All living things eventually die, but only human beings live with the awareness of their death.  This is the terrifying paradox at the heart of human existence:  We are animals who are yet conscious of our animal nature.  We live an animal-like existence:  We eat, drink and mate.  Yet, we have self-consciousness.  We are aware of our bodily functions and can control them.  And we think, value and feel.  We are capable of love and generosity, guilt and despair.  We can search the mysteries of nature and create great art.  We can even spin theories about our afterlife (as I am doing right now).  Yet we die the death of animals.

 

 

William James calls death “the worm at the core of all our usual springs of delight.”  The fact that we can die, that we can be ill at all, is what perplexes us . . . . We need a life not correlated with death, a health not liable to illness, a kind of good that will not perish, a good that flies beyond the Goods of nature.

 

 

To live with the constant awareness of that paradox is well nigh impossible, which is why most of us work desperately to deny it.  But such denial is increasingly difficult to maintain, as we age or become mortally ill.

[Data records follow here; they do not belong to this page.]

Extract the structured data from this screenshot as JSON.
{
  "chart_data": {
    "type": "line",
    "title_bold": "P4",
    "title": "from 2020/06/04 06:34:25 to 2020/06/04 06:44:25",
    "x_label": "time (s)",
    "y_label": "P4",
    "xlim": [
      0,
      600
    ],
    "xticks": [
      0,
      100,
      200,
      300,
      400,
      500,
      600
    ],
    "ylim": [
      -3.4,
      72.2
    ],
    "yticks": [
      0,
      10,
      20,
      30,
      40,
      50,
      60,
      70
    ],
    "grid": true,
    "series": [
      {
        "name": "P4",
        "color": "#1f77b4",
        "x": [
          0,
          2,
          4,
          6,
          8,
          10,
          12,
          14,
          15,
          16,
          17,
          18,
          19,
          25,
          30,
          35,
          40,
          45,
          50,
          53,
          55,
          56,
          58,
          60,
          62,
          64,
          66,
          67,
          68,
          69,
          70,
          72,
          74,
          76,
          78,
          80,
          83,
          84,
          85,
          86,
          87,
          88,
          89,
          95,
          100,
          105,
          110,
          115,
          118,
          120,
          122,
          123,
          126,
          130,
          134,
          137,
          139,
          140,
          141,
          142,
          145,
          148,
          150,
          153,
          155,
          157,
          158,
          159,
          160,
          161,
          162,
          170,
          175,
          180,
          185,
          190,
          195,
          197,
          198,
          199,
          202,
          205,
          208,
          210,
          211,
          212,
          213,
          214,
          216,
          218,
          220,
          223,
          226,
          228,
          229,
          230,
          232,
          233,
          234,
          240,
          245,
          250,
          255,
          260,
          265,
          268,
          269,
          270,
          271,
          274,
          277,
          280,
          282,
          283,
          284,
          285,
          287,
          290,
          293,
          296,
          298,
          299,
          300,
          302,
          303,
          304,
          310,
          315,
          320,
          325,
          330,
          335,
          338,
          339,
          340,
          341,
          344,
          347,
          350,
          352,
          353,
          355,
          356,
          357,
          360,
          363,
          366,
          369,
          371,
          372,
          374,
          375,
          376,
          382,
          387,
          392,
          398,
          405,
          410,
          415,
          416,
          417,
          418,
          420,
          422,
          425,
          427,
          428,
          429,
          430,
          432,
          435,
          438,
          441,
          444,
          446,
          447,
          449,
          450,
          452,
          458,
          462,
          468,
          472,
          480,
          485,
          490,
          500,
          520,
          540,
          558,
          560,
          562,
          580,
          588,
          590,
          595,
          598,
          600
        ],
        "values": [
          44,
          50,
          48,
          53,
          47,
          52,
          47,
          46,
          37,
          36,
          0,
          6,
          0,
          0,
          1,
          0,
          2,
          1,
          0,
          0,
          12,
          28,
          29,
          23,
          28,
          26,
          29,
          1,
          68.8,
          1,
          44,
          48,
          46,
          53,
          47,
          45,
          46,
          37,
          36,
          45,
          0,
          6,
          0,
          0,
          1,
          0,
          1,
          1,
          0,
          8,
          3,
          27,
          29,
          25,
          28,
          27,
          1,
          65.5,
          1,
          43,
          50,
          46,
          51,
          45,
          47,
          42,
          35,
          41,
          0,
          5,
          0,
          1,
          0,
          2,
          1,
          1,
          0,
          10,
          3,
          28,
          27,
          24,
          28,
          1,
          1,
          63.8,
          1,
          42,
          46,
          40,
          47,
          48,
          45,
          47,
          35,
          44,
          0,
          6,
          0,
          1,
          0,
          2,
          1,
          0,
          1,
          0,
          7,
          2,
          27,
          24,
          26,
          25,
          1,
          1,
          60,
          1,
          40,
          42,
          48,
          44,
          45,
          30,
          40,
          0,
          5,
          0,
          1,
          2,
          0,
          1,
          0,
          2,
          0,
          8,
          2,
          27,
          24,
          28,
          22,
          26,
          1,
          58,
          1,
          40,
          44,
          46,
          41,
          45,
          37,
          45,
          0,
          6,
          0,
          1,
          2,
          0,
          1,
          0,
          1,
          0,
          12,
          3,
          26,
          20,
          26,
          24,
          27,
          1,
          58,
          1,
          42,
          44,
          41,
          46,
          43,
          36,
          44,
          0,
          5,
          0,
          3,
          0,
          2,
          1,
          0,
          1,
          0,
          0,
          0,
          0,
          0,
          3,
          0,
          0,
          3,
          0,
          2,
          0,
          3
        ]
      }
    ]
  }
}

How i deal with my death is crucial to how I deal with my life.  That is what lends the issue of my afterlife even greater urgency.  Discussing the afterlife is not simply determining what will happen to me in some indefinite future; it affects how I live today.  If my death is an integral part of the larger reality which constitutes my life, then to deal with my life demands that I deal with my death.  Of course, I can also avoid the larger issue of my life’s meaning; most of us do.  But one who is not satisfied with simply living day by day without a broader purpose, without a sense of what it means to live as a human being, or of how a human life-experience coheres and acquires significance, will eventually have to confront his or her death and integrate that fact into the broader structure that constitutes the life that one is living.

No more than any other human being do I know what will happen to me after I die.  But what I believe will happen to me after I die affects how I lead my life today.  That is why the issue of my afterlife presses upon me now.